'Setiap poin berharga': Pertarungan degradasi LaLiga semakin sengit dengan 12 tim terancam

'Setiap poin berharga': Pertarungan degradasi LaLiga semakin sengit dengan 12 tim terancam

Sementara klub bawah Real Oviedo hampir pasti turun kasta, Levante di posisi ke-19 dan Osasuna di urutan ke-10 hanya terpaut enam poin menjelang rangkaian pertandingan krusial di pertengahan pekan.

Secara historis, batas keselamatan di LaLiga berada di angka tinggi 30-an, dengan 40 poin biasanya cukup untuk bertahan.

Dengan tiga putaran pertandingan tersisa musim ini, 40 poin tampaknya tidak akan cukup dalam pertarungan degradasi paling ketat di antara liga-liga papan atas Eropa.

"Kami harus tunjukkan bahwa kami siap berjuang di lumpur - inilah inti dari perjuangan bertahan, dan hanya tim yang menerima itu yang akan selamat," kata pelatih Elche Eder Sarabia tentang kualitas yang diperlukan untuk berada di atas garis maut.

Situasinya rumit. Dengan dua pekan tersisa, beberapa tim berada dalam posisi aneh, masih memburu tiket Eropa tapi belum aman dari degradasi.

Tiga kemenangan dari lima laga terakhir membawa Levante ke 36 poin, sementara Alaves yang berada tepat di bawah pintu jebakan degradasi di posisi ke-18 punya 37 poin.

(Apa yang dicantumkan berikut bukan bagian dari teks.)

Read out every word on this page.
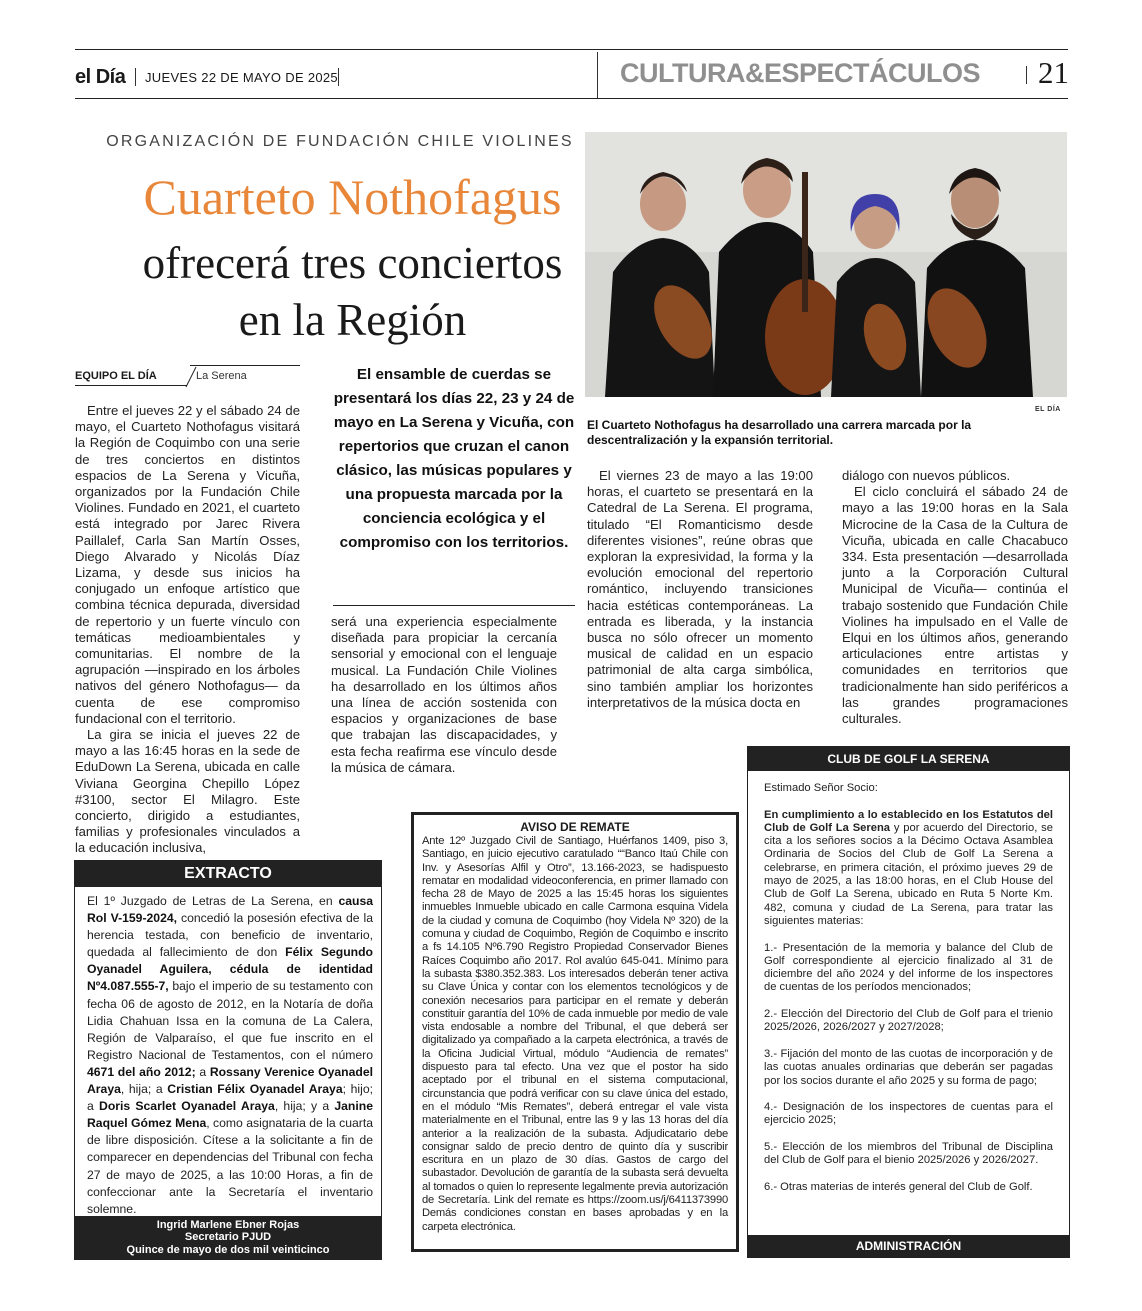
el Día JUEVES 22 DE MAYO DE 2025	CULTURA&ESPECTÁCULOS 21
ORGANIZACIÓN DE FUNDACIÓN CHILE VIOLINES
Cuarteto Nothofagus
ofrecerá tres conciertos
en la Región
EQUIPO EL DÍA	La Serena

Entre el jueves 22 y el sábado 24 de mayo, el Cuarteto Nothofagus visitará la Región de Coquimbo con una serie de tres conciertos en distintos espacios de La Serena y Vicuña, organizados por la Fundación Chile Violines. Fundado en 2021, el cuarteto está integrado por Jarec Rivera Paillalef, Carla San Martín Osses, Diego Alvarado y Nicolás Díaz Lizama, y desde sus inicios ha conjugado un enfoque artístico que combina técnica depurada, diversidad de repertorio y un fuerte vínculo con temáticas medioambientales y comunitarias. El nombre de la agrupación —inspirado en los árboles nativos del género Nothofagus— da cuenta de ese compromiso fundacional con el territorio.

La gira se inicia el jueves 22 de mayo a las 16:45 horas en la sede de EduDown La Serena, ubicada en calle Viviana Georgina Chepillo López #3100, sector El Milagro. Este concierto, dirigido a estudiantes, familias y profesionales vinculados a la educación inclusiva,

El ensamble de cuerdas se presentará los días 22, 23 y 24 de mayo en La Serena y Vicuña, con repertorios que cruzan el canon clásico, las músicas populares y una propuesta marcada por la conciencia ecológica y el compromiso con los territorios.

será una experiencia especialmente diseñada para propiciar la cercanía sensorial y emocional con el lenguaje musical. La Fundación Chile Violines ha desarrollado en los últimos años una línea de acción sostenida con espacios y organizaciones de base que trabajan las discapacidades, y esta fecha reafirma ese vínculo desde la música de cámara.

EL DÍA
El Cuarteto Nothofagus ha desarrollado una carrera marcada por la descentralización y la expansión territorial.

El viernes 23 de mayo a las 19:00 horas, el cuarteto se presentará en la Catedral de La Serena. El programa, titulado “El Romanticismo desde diferentes visiones”, reúne obras que exploran la expresividad, la forma y la evolución emocional del repertorio romántico, incluyendo transiciones hacia estéticas contemporáneas. La entrada es liberada, y la instancia busca no sólo ofrecer un momento musical de calidad en un espacio patrimonial de alta carga simbólica, sino también ampliar los horizontes interpretativos de la música docta en

diálogo con nuevos públicos.

El ciclo concluirá el sábado 24 de mayo a las 19:00 horas en la Sala Microcine de la Casa de la Cultura de Vicuña, ubicada en calle Chacabuco 334. Esta presentación —desarrollada junto a la Corporación Cultural Municipal de Vicuña— continúa el trabajo sostenido que Fundación Chile Violines ha impulsado en el Valle de Elqui en los últimos años, generando articulaciones entre artistas y comunidades en territorios que tradicionalmente han sido periféricos a las grandes programaciones culturales.

EXTRACTO
El 1º Juzgado de Letras de La Serena, en causa Rol V-159-2024, concedió la posesión efectiva de la herencia testada, con beneficio de inventario, quedada al fallecimiento de don Félix Segundo Oyanadel Aguilera, cédula de identidad Nº4.087.555-7, bajo el imperio de su testamento con fecha 06 de agosto de 2012, en la Notaría de doña Lidia Chahuan Issa en la comuna de La Calera, Región de Valparaíso, el que fue inscrito en el Registro Nacional de Testamentos, con el número 4671 del año 2012; a Rossany Verenice Oyanadel Araya, hija; a Cristian Félix Oyanadel Araya; hijo; a Doris Scarlet Oyanadel Araya, hija; y a Janine Raquel Gómez Mena, como asignataria de la cuarta de libre disposición. Cítese a la solicitante a fin de comparecer en dependencias del Tribunal con fecha 27 de mayo de 2025, a las 10:00 Horas, a fin de confeccionar ante la Secretaría el inventario solemne.
Ingrid Marlene Ebner Rojas
Secretario PJUD
Quince de mayo de dos mil veinticinco
AVISO DE REMATE
Ante 12º Juzgado Civil de Santiago, Huérfanos 1409, piso 3, Santiago, en juicio ejecutivo caratulado ““Banco Itaú Chile con Inv. y Asesorías Alfil y Otro”, 13.166-2023, se hadispuesto rematar en modalidad videoconferencia, en primer llamado con fecha 28 de Mayo de 2025 a las 15:45 horas los siguientes inmuebles Inmueble ubicado en calle Carmona esquina Videla de la ciudad y comuna de Coquimbo (hoy Videla Nº 320) de la comuna y ciudad de Coquimbo, Región de Coquimbo e inscrito a fs 14.105 Nº6.790 Registro Propiedad Conservador Bienes Raíces Coquimbo año 2017. Rol avalúo 645-041. Mínimo para la subasta $380.352.383. Los interesados deberán tener activa su Clave Única y contar con los elementos tecnológicos y de conexión necesarios para participar en el remate y deberán constituir garantía del 10% de cada inmueble por medio de vale vista endosable a nombre del Tribunal, el que deberá ser digitalizado ya compañado a la carpeta electrónica, a través de la Oficina Judicial Virtual, módulo “Audiencia de remates” dispuesto para tal efecto. Una vez que el postor ha sido aceptado por el tribunal en el sistema computacional, circunstancia que podrá verificar con su clave única del estado, en el módulo “Mis Remates”, deberá entregar el vale vista materialmente en el Tribunal, entre las 9 y las 13 horas del día anterior a la realización de la subasta. Adjudicatario debe consignar saldo de precio dentro de quinto día y suscribir escritura en un plazo de 30 días. Gastos de cargo del subastador. Devolución de garantía de la subasta será devuelta al tomados o quien lo represente legalmente previa autorización de Secretaría. Link del remate es https://zoom.us/j/6411373990 Demás condiciones constan en bases aprobadas y en la carpeta electrónica.
CLUB DE GOLF LA SERENA

Estimado Señor Socio:

En cumplimiento a lo establecido en los Estatutos del Club de Golf La Serena y por acuerdo del Directorio, se cita a los señores socios a la Décimo Octava Asamblea Ordinaria de Socios del Club de Golf La Serena a celebrarse, en primera citación, el próximo jueves 29 de mayo de 2025, a las 18:00 horas, en el Club House del Club de Golf La Serena, ubicado en Ruta 5 Norte Km. 482, comuna y ciudad de La Serena, para tratar las siguientes materias:

1.- Presentación de la memoria y balance del Club de Golf correspondiente al ejercicio finalizado al 31 de diciembre del año 2024 y del informe de los inspectores de cuentas de los períodos mencionados;

2.- Elección del Directorio del Club de Golf para el trienio 2025/2026, 2026/2027 y 2027/2028;

3.- Fijación del monto de las cuotas de incorporación y de las cuotas anuales ordinarias que deberán ser pagadas por los socios durante el año 2025 y su forma de pago;

4.- Designación de los inspectores de cuentas para el ejercicio 2025;

5.- Elección de los miembros del Tribunal de Disciplina del Club de Golf para el bienio 2025/2026 y 2026/2027.

6.- Otras materias de interés general del Club de Golf.

ADMINISTRACIÓN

Girona, yang akan bertandang ke Rayo Vallecano finalis Conference League nanti Senin, punya 38 poin bersama Elche, Real Mallorca, dan Espanyol yang semuanya di 39. Sevilla, juara tujuh kali Europa League yang nyaris terdegradasi musim lalu, punya 40 poin.

Valencia di posisi ke-12 dengan 42 poin, sama dengan Rayo Vallecano dan Osasuna - ketiganya hanya tiga poin di belakang posisi ketujuh yang berhak atas tiket Conference League.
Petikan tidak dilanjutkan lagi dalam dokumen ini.